VIVIR AHORA, VIVIR SIN TIEMPO

 La vida, ese libro de experiencias ya vividas, nos invita a cuestionar la linealidad del tiempo y la naturaleza misma de la existencia. ¿Es posible que nuestra esencia trascienda dimensiones, que nuestra conciencia viaje entre mundos paralelos? 

Antay, el protagonista de esta historia, nos muestra que tales desplazamientos no son meras especulaciones: son reales. 

Sin embargo, la importancia de estos viajes interdimensionales palidece ante la única certeza que verdaderamente importa: “el aquí y el ahora”. La existencia consciente—esa que palpamos en cada respiración, en cada instante—es el verdadero escenario en el que se despliega nuestra vida. No importa cuántos mundos podamos cruzar, sino la intensidad con la que vivimos el momento presente.

Vivir plenamente es la odisea más grandiosa de la humanidad. Un desafío que pocos logran: mantenerse anclados en el presente, sin perderse en el laberinto de pensamientos que nos arrastran hacia el miedo y la incertidumbre.

Vivir ahora es abrazar la paz y la serenidad. Es liberarse del miedo, del yugo del tiempo, del pasado y el futuro.

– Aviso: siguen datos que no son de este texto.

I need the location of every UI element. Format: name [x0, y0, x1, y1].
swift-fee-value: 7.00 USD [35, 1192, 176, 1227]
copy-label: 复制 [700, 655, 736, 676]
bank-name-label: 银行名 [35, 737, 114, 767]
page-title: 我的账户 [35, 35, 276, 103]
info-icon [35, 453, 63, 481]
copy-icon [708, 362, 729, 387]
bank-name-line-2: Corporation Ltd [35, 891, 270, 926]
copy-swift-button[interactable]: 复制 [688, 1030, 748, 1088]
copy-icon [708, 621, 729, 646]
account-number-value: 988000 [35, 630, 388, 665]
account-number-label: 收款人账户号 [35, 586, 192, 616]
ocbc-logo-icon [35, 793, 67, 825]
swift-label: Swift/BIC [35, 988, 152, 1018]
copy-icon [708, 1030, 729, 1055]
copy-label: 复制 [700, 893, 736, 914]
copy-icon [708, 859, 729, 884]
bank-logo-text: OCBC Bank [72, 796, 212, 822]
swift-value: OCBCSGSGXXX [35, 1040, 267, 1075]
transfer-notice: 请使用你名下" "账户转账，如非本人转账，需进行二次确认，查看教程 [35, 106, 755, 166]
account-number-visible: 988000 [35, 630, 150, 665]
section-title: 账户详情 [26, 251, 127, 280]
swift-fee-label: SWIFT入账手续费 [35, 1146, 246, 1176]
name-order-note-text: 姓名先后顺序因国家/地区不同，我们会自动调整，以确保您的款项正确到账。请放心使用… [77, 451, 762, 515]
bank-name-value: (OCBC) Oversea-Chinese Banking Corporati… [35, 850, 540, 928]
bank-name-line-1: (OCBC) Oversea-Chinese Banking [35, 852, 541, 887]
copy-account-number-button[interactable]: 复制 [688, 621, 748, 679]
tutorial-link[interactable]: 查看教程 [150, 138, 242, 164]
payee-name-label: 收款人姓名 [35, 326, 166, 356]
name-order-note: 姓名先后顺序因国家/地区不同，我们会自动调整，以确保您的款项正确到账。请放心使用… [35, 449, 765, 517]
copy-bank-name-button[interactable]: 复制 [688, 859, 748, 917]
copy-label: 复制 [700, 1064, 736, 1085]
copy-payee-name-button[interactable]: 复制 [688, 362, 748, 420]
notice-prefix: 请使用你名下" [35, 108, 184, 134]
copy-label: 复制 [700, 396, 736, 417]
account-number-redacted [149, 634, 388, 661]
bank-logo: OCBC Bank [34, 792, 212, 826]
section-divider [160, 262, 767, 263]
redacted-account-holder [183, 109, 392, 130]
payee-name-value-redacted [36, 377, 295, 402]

Es prepararnos para la meta última de nuestro viaje 

¿Y cuál es esa meta? Aprender a amar. 

Antay, tras una vida marcada por el temor que él mismo construyó, finalmente descubre el amor. Un amor que no solo se siente, sino que se vive y se expresa en cada acción, en cada elección. 

Su viaje es un testimonio de transformación. 

Una invitación a vivir con amor, sin miedo, y con la intensidad de quien sabe que cada instante es único.